Das Erbscheinsverfahren wird an das AG Berlin Schöneberg verwiesen.
Gründe
Die Beschwerde der Beteiligten zu 1) vom 28.4.2010 (Bl. 107f der Akte) ist gem. § 58 Abs. 1 FamFG statthaft und auch im Übrigen zulässig, da sie insbesondere form- und fristgerecht eingelegt wurde (§§ 63, 64 FamFG), und die Beteiligte zu 1) durch die vom Nachlassgericht mit Beschluss vom 30.3.2010 (Bl. 101 ff. der Akte) angekündigte Erteilung des von dem Beteiligten zu 2) mit Antrag vom 30.11.2009 beantragten Erbscheins (Bl. 33 ff. der Akte), der die Beteiligten zu 1) und 2) als Erben zu je 1/2 ausweisen soll, aufgrund ihres möglicherweise bestehenden alleinigen Erbrechts in ihren Rechten beeinträchtigt ist (§ 59 Abs. 1 FamFG).

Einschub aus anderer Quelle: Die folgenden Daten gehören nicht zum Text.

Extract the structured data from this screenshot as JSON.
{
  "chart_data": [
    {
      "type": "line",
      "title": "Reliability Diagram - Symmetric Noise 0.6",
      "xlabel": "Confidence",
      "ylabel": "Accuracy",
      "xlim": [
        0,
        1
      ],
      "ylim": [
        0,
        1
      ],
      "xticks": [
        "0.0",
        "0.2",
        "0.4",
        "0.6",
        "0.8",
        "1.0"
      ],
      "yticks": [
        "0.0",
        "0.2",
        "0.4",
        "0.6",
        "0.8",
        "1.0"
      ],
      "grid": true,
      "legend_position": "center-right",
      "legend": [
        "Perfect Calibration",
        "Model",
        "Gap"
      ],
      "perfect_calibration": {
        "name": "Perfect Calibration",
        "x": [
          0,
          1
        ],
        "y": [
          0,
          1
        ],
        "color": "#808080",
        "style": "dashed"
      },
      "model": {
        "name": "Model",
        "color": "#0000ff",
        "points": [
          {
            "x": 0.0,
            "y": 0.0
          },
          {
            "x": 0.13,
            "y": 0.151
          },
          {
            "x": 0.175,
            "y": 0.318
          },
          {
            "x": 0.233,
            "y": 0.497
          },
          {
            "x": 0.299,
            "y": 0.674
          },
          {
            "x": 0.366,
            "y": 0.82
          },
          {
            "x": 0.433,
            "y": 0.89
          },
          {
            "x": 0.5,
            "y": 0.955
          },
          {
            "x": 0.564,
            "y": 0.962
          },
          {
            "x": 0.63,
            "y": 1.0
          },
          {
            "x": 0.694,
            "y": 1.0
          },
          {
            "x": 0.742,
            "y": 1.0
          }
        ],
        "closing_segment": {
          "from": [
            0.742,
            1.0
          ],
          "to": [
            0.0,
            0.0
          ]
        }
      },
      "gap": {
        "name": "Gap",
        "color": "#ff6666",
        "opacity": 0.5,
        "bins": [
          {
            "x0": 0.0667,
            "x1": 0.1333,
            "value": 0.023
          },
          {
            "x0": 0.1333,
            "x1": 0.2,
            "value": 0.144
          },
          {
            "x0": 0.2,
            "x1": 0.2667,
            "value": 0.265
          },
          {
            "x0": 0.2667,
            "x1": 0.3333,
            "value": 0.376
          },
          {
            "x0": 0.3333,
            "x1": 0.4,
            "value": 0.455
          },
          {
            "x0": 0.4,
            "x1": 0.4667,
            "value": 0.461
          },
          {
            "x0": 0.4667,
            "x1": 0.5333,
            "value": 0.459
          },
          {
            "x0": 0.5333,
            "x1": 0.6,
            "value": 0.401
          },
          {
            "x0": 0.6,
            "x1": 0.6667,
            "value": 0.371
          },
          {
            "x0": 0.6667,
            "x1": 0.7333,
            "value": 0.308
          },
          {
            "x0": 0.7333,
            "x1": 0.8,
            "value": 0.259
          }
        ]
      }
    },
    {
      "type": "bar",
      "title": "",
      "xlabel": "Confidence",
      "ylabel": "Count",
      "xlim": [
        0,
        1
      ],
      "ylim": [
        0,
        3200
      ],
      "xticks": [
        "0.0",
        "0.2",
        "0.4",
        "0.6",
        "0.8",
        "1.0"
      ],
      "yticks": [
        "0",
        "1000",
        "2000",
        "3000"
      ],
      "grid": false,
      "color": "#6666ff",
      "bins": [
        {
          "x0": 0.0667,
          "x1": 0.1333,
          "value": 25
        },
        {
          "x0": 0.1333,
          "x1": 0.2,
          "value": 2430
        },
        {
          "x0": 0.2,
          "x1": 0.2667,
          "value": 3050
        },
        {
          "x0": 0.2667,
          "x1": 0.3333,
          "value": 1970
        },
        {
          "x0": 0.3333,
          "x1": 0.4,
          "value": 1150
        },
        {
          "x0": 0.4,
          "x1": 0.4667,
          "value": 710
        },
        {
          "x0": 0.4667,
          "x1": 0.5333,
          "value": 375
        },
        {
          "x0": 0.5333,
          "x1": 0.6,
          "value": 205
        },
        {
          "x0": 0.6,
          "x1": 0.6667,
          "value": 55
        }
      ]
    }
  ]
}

Auch der Beschwerdewert nach § 61 Abs. 1 FamFG von über 600 EUR ist als erreicht anzusehen. Dabei hat der Senat nicht den sich aus dem von der Beteiligten zu 1) mit Schriftsatz ihrer Verfahrensbevollmächtigten vom 30.12.2009 (Bl. 42 ff. der Akte) übersandten Nachlassverzeichnis ergebenden Nachlasswert zum Gegenstand des Interesses der Beteiligten zu 1) bestimmen können, da dieses einen negativen Nachlasswert ausweist. Auch hat der Senat nicht den Wert oder einen Bruchteil möglicher Ausgleichansprüche des Beteiligten zu 2) gegen die Beteiligte zu 1) zum Gegenstand nehmen können, da der Beteiligte zu 2) diese Ausgleichsansprüche (insoweit ist an eine Pflichtteilsergänzung, § 2325 BGB, zu denken) unabhängig davon geltend machen könnte, ob ihn ein Erbschein zu 1/2 als Erben ausweist. Allerdings konnte das Interesse der Beteiligten zu 1), zu vermeiden, dass der Beteiligte zu 2) als im Erbschein ausgewiesener Miterbe möglicherweise zumindest ihr gegenüber anders verfahren würde, mit einem Wert von über 600 EUR geschätzt werden.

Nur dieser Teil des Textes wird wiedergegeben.